Law – Article 6 §§ 1 and 3 (c): The applicant had not had a right to be assisted by a lawyer during questioning by the investigators in the proceedings because he had not yet been charged with a criminal offence. In flagrante delicto proceedings were aimed at catching a person suspected of an offence in the act of committing the offence in question and a record had to be drawn up recording the statement of the suspect at the time. The investigators had to confine themselves to asking questions about the physical evidence of the offence observed at the time and avoid transforming the statement into questioning about the offence.
In the present case the investigators had recorded the physical evidence observed during the in flagrante delicto proceedings and noted the applicant’s replies to their questions without his having been questioned about the circumstances or the motives inducing the third party to leave the envelope on his desk or about any agreement entered into with that third party. Subsequently, as soon as he had been charged, on the same day, the applicant had had the assistance of a lawyer of his choosing who had later assisted him during all his statements before the prosecution and before the High Court in which he had denied the offence. However, he had never retracted the statements that had been noted in the offence report. Lastly, that report had been one of the items of evidence on which the High Court had based their finding that the applicant was criminally liable, without considering his answers recorded in it as a separate statement about the offence. Furthermore, the High Court had noted that the applicant had always denied committing the offence. Accordingly, the applicant’s statements recorded in the offence report had not harmed him. Moreover, he had been informed of the content of the charges against him when he had first been questioned and placed in detention pending trial and had been represented by lawyers at every stage of the proceedings. Lastly, the applicant had not alleged either before the domestic courts or before the Court that he had made his initial statements under duress.
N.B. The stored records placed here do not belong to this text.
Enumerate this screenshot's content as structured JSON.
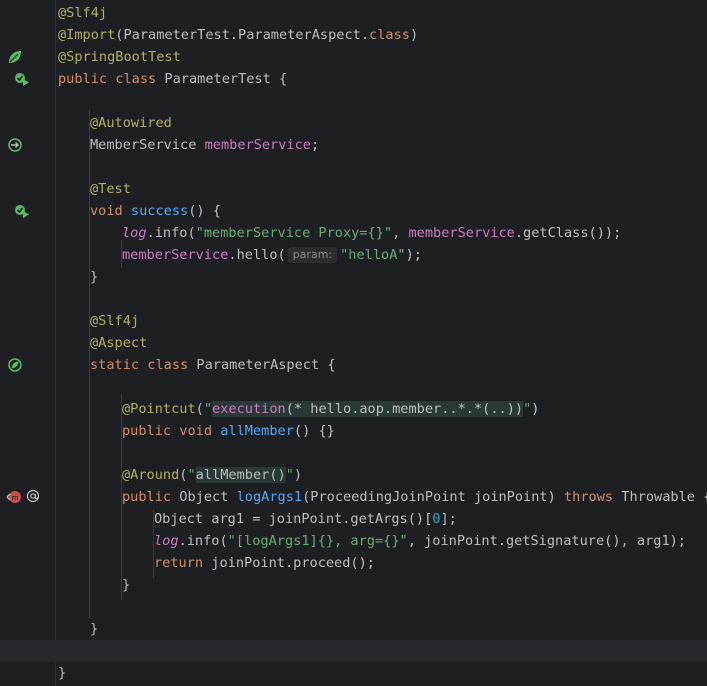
{
  "editor": {
    "colors": {
      "background": "#1e1f22",
      "annotation": "#b3ae60",
      "keyword": "#cf8e6d",
      "string": "#6aab73",
      "field": "#c77dbb",
      "function": "#56a8f5",
      "number": "#2aacb8"
    },
    "gutter_icons": [
      {
        "line": 3,
        "icon": "spring-leaf-icon"
      },
      {
        "line": 4,
        "icon": "run-test-icon"
      },
      {
        "line": 7,
        "icon": "bean-navigation-icon"
      },
      {
        "line": 10,
        "icon": "run-test-icon"
      },
      {
        "line": 17,
        "icon": "spring-bean-icon"
      },
      {
        "line": 23,
        "icon": "aop-advice-icon"
      },
      {
        "line": 23,
        "icon": "at-annotation-icon"
      }
    ],
    "lines": {
      "l1_ann": "@Slf4j",
      "l2_ann": "@Import",
      "l2_a": "(ParameterTest.ParameterAspect.",
      "l2_kw": "class",
      "l2_b": ")",
      "l3_ann": "@SpringBootTest",
      "l4_kw": "public class ",
      "l4_b": "ParameterTest {",
      "l6_ann": "@Autowired",
      "l7_a": "MemberService ",
      "l7_fld": "memberService",
      "l7_b": ";",
      "l9_ann": "@Test",
      "l10_kw": "void ",
      "l10_fn": "success",
      "l10_b": "() {",
      "l11_log": "log",
      "l11_a": ".info(",
      "l11_str": "\"memberService Proxy={}\"",
      "l11_b": ", ",
      "l11_fld": "memberService",
      "l11_c": ".getClass());",
      "l12_fld": "memberService",
      "l12_a": ".hello(",
      "l12_hint": "param:",
      "l12_str": "\"helloA\"",
      "l12_b": ");",
      "l13": "}",
      "l15_ann": "@Slf4j",
      "l16_ann": "@Aspect",
      "l17_kw": "static class ",
      "l17_b": "ParameterAspect {",
      "l19_ann": "@Pointcut",
      "l19_a": "(",
      "l19_q1": "\"",
      "l19_exec": "execution",
      "l19_expr": "(* hello.aop.member..*.*(..))",
      "l19_q2": "\"",
      "l19_b": ")",
      "l20_kw": "public void ",
      "l20_fn": "allMember",
      "l20_b": "() {}",
      "l22_ann": "@Around",
      "l22_a": "(",
      "l22_q1": "\"",
      "l22_ref": "allMember()",
      "l22_q2": "\"",
      "l22_b": ")",
      "l23_kw": "public ",
      "l23_a": "Object ",
      "l23_fn": "logArgs1",
      "l23_b": "(ProceedingJoinPoint joinPoint) ",
      "l23_kw2": "throws ",
      "l23_c": "Throwable {",
      "l24_a": "Object arg1 = joinPoint.getArgs()[",
      "l24_num": "0",
      "l24_b": "];",
      "l25_log": "log",
      "l25_a": ".info(",
      "l25_str": "\"[logArgs1]{}, arg={}\"",
      "l25_b": ", joinPoint.getSignature(), arg1);",
      "l26_kw": "return ",
      "l26_a": "joinPoint.proceed();",
      "l27": "}",
      "l29": "}",
      "l31": "}"
    }
  }
}
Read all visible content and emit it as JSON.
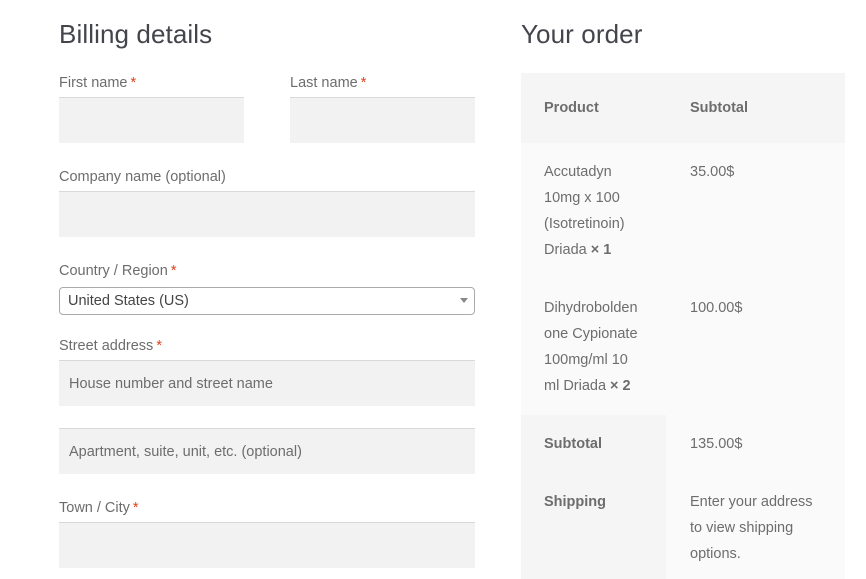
{
  "billing": {
    "title": "Billing details",
    "required_marker": "*",
    "first_name": {
      "label": "First name",
      "value": "",
      "placeholder": ""
    },
    "last_name": {
      "label": "Last name",
      "value": "",
      "placeholder": ""
    },
    "company": {
      "label": "Company name (optional)",
      "value": "",
      "placeholder": ""
    },
    "country": {
      "label": "Country / Region",
      "selected": "United States (US)"
    },
    "street": {
      "label": "Street address",
      "line1_placeholder": "House number and street name",
      "line2_placeholder": "Apartment, suite, unit, etc. (optional)"
    },
    "city": {
      "label": "Town / City",
      "value": "",
      "placeholder": ""
    }
  },
  "order": {
    "title": "Your order",
    "headers": {
      "product": "Product",
      "subtotal": "Subtotal"
    },
    "items": [
      {
        "lines": [
          "Accutadyn",
          "10mg x 100",
          "(Isotretinoin)",
          "Driada"
        ],
        "quantity": "× 1",
        "subtotal": "35.00$"
      },
      {
        "lines": [
          "Dihydrobolden",
          "one Cypionate",
          "100mg/ml 10",
          "ml Driada"
        ],
        "quantity": "× 2",
        "subtotal": "100.00$"
      }
    ],
    "subtotal": {
      "label": "Subtotal",
      "value": "135.00$"
    },
    "shipping": {
      "label": "Shipping",
      "lines": [
        "Enter your address",
        "to view shipping",
        "options."
      ]
    }
  },
  "colors": {
    "required": "#e2401c",
    "input_bg": "#f2f2f2",
    "table_dark": "#f5f5f5",
    "table_light": "#fafafa",
    "text": "#43454b",
    "muted": "#6d6d6d"
  }
}
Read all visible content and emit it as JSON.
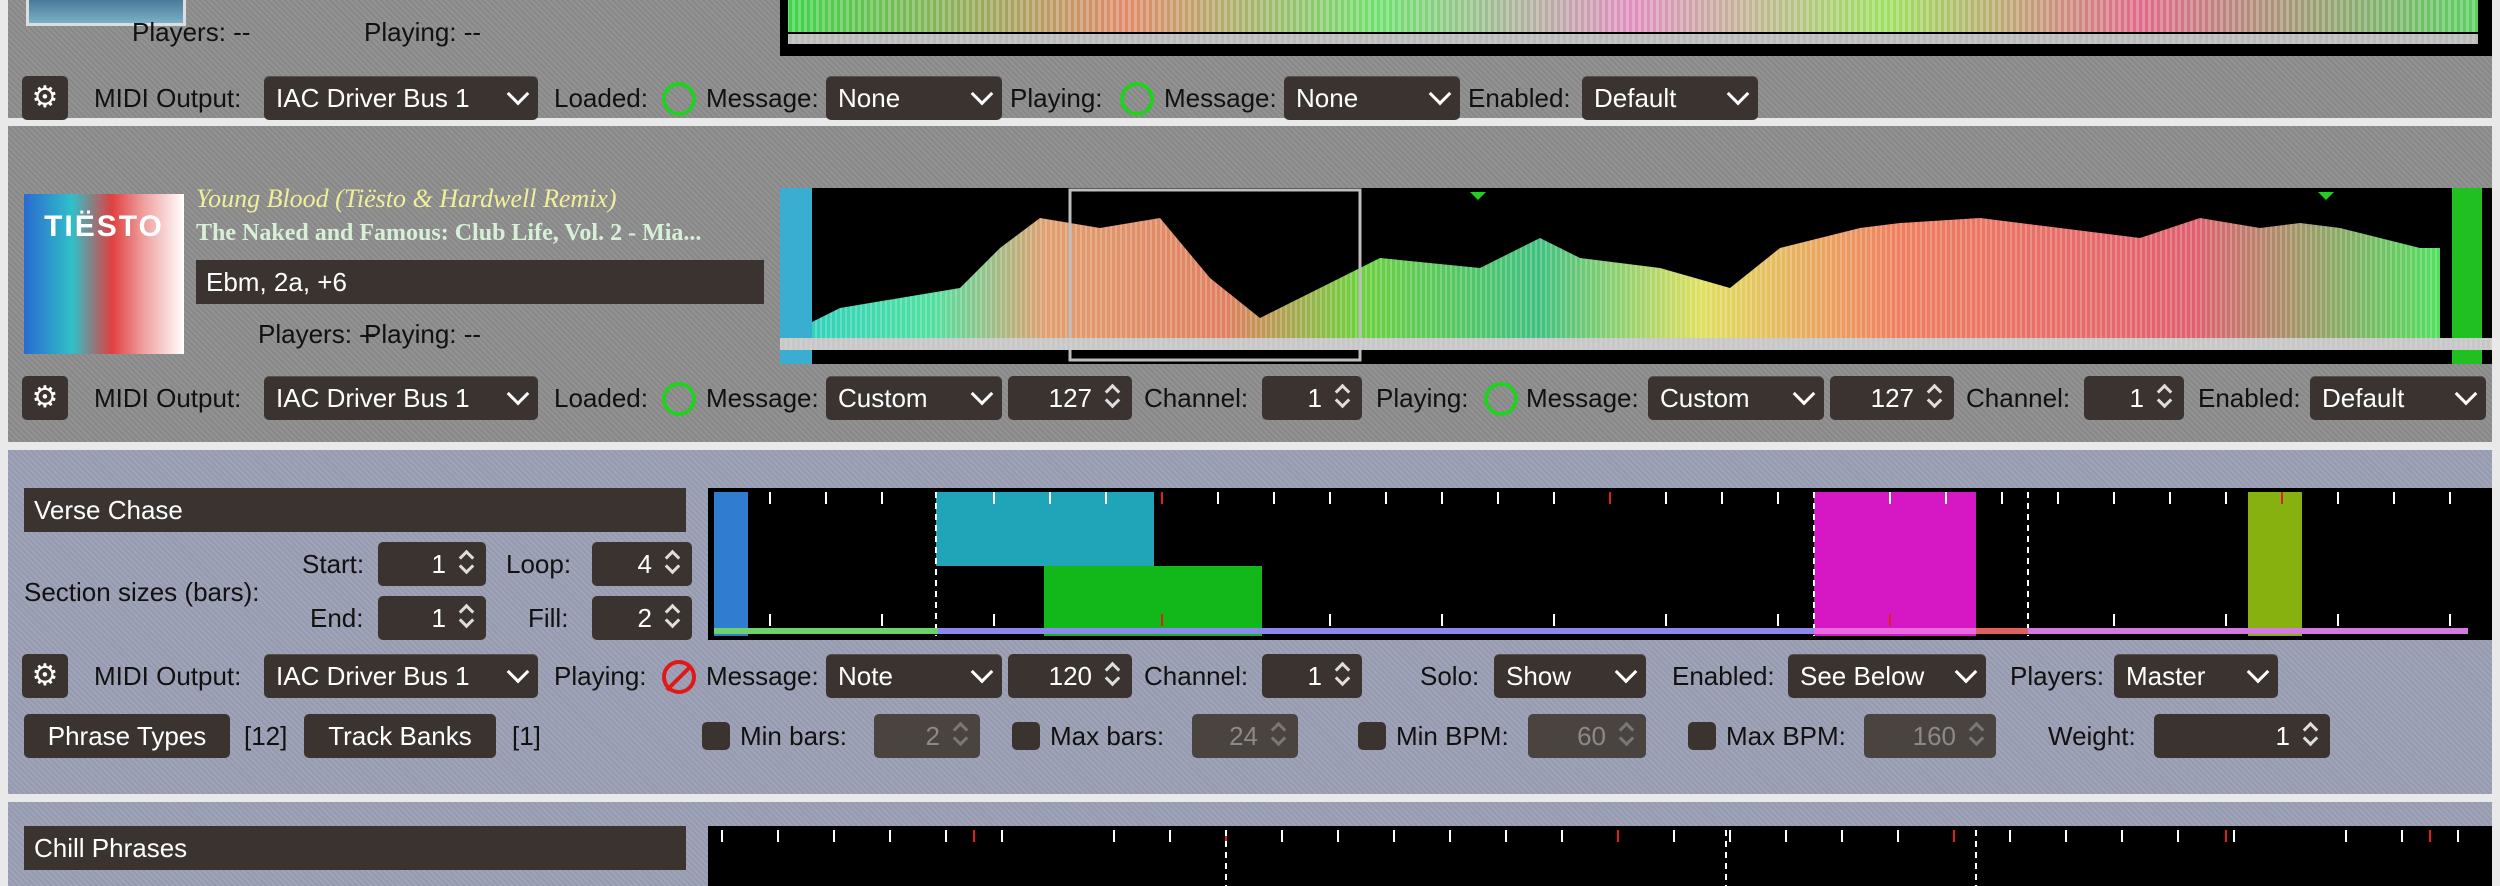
{
  "track1": {
    "players_label": "Players: --",
    "playing_label": "Playing: --",
    "midi_output_label": "MIDI Output:",
    "midi_output": "IAC Driver Bus 1",
    "loaded_label": "Loaded:",
    "message_label": "Message:",
    "loaded_message": "None",
    "playing_label2": "Playing:",
    "playing_message": "None",
    "enabled_label": "Enabled:",
    "enabled": "Default"
  },
  "track2": {
    "title": "Young Blood (Tiësto & Hardwell Remix)",
    "artist": "The Naked and Famous: Club Life, Vol. 2 - Mia...",
    "key": "Ebm, 2a, +6",
    "art_text": "TIËSTO",
    "players_label": "Players: --",
    "playing_label": "Playing: --",
    "midi_output_label": "MIDI Output:",
    "midi_output": "IAC Driver Bus 1",
    "loaded_label": "Loaded:",
    "message_label": "Message:",
    "loaded_message": "Custom",
    "loaded_note": "127",
    "channel_label": "Channel:",
    "loaded_channel": "1",
    "playing_label2": "Playing:",
    "playing_message": "Custom",
    "playing_note": "127",
    "playing_channel": "1",
    "enabled_label": "Enabled:",
    "enabled": "Default"
  },
  "phrase1": {
    "name": "Verse Chase",
    "section_sizes_label": "Section sizes (bars):",
    "start_label": "Start:",
    "start": "1",
    "loop_label": "Loop:",
    "loop": "4",
    "end_label": "End:",
    "end": "1",
    "fill_label": "Fill:",
    "fill": "2",
    "midi_output_label": "MIDI Output:",
    "midi_output": "IAC Driver Bus 1",
    "playing_label": "Playing:",
    "message_label": "Message:",
    "message": "Note",
    "note": "120",
    "channel_label": "Channel:",
    "channel": "1",
    "solo_label": "Solo:",
    "solo": "Show",
    "enabled_label": "Enabled:",
    "enabled": "See Below",
    "players_label": "Players:",
    "players": "Master",
    "phrase_types_label": "Phrase Types",
    "phrase_types_count": "[12]",
    "track_banks_label": "Track Banks",
    "track_banks_count": "[1]",
    "min_bars_label": "Min bars:",
    "min_bars": "2",
    "max_bars_label": "Max bars:",
    "max_bars": "24",
    "min_bpm_label": "Min BPM:",
    "min_bpm": "60",
    "max_bpm_label": "Max BPM:",
    "max_bpm": "160",
    "weight_label": "Weight:",
    "weight": "1"
  },
  "phrase2": {
    "name": "Chill Phrases"
  },
  "colors": {
    "panel_gray": "#8d8d8d",
    "panel_blue": "#9b9fb4",
    "control": "#3b3330",
    "indicator_green": "#22d022",
    "indicator_red": "#e01818"
  }
}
Conclusion: no violation (unanimously).
The Court also held, unanimously, that there had been no violation of Article 6 § 1 concerning the allegations of police entrapment as the applicant had had the benefit of adequate procedural guarantees before the domestic courts; no violation of Article 8 regarding the tapping and recording of the applicant’s telephone conversations; no violation of Article 13 taken in conjunction with Article 8 regarding a remedy allowing the applicant to dispute the interference with his right to respect for his private life on account of the recordings of his conversations; and no violation of Article 34 regarding an interference with the applicant’s right of application.